Clair McFarland, State Courts and Crime Reporter
The deadline approaches for two Cheyenne teens implicated in the Jan. 9 accidental killing of a 16-year-old girl to reach plea agreements with the state of Wyoming, if they want to.
Tirso Munguia, 19, pleaded not guilty Feb. 22 to involuntary manslaughter after telling police that he was handling a 9 mm pistol while sitting behind Angelina Harrison, 16, in a car in Cheyenne, according to court documents.
The charge is punishable by up to 20 years in prison and $10,000 in fines.
Munguia’s trial is set for May 15.
Clock Is Ticking
Often in criminal cases defendants will plead not guilty initially, then negotiate a plea agreement with prosecutors in the months leading up to trial. Alternately, they can go to trial and let a jury or judge decide whether they are innocent or guilty.
Munguia has until March 30 to enter a plea agreement if he wishes, according to a Feb. 28 case management order by Goshen County District Court Judge Edward Buchanan. The attorneys on the case can apply for an extension, though there’s no promise that Buchanan would grant one.
And For Accessory
The other teen in the case, Cody Nicholson, 18, is charged with accessory after the fact for allegedly fleeing the death scene on foot, unloading the pistol and stashing it in a closet at his grandmother’s house.
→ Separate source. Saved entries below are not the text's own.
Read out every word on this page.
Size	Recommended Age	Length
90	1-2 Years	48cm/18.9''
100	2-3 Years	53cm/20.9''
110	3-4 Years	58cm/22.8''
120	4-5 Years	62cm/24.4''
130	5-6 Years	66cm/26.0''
The charge is punishable by up to three years in prison and $3,000 in fines.
Nicholson also pleaded not guilty Feb. 22 and faces the same trial date as Munguia.
He also has a March 30 deadline to establish a plea agreement if he wishes to.
Nicholson was released from jail last month, according to a release order in the case.
Munguia told police he was sitting in the back of a vehicle while a 26-year-old woman was driving. Munguia sat behind Harrison, who was in the front passenger seat, and Nicholson sat behind the driver, according to evidentiary court affidavits filed in January.
Nicholson took the gun out of his sweatshirt pocket and put it on the seat between him and Munguia, both men told police.
Munguia started “manipulating” the gun with his hands, the affidavits relate.
“Be careful, there’s one in the head,” Nicholson reportedly said.
Nicholson was looking at his phone and Munguia was still handling the pistol when the weapon “just went off,” according to their interviews.
A bullet struck Harrison in the head. She appeared unresponsive and was bleeding from her mouth, according to the account of Nicholson’s interview.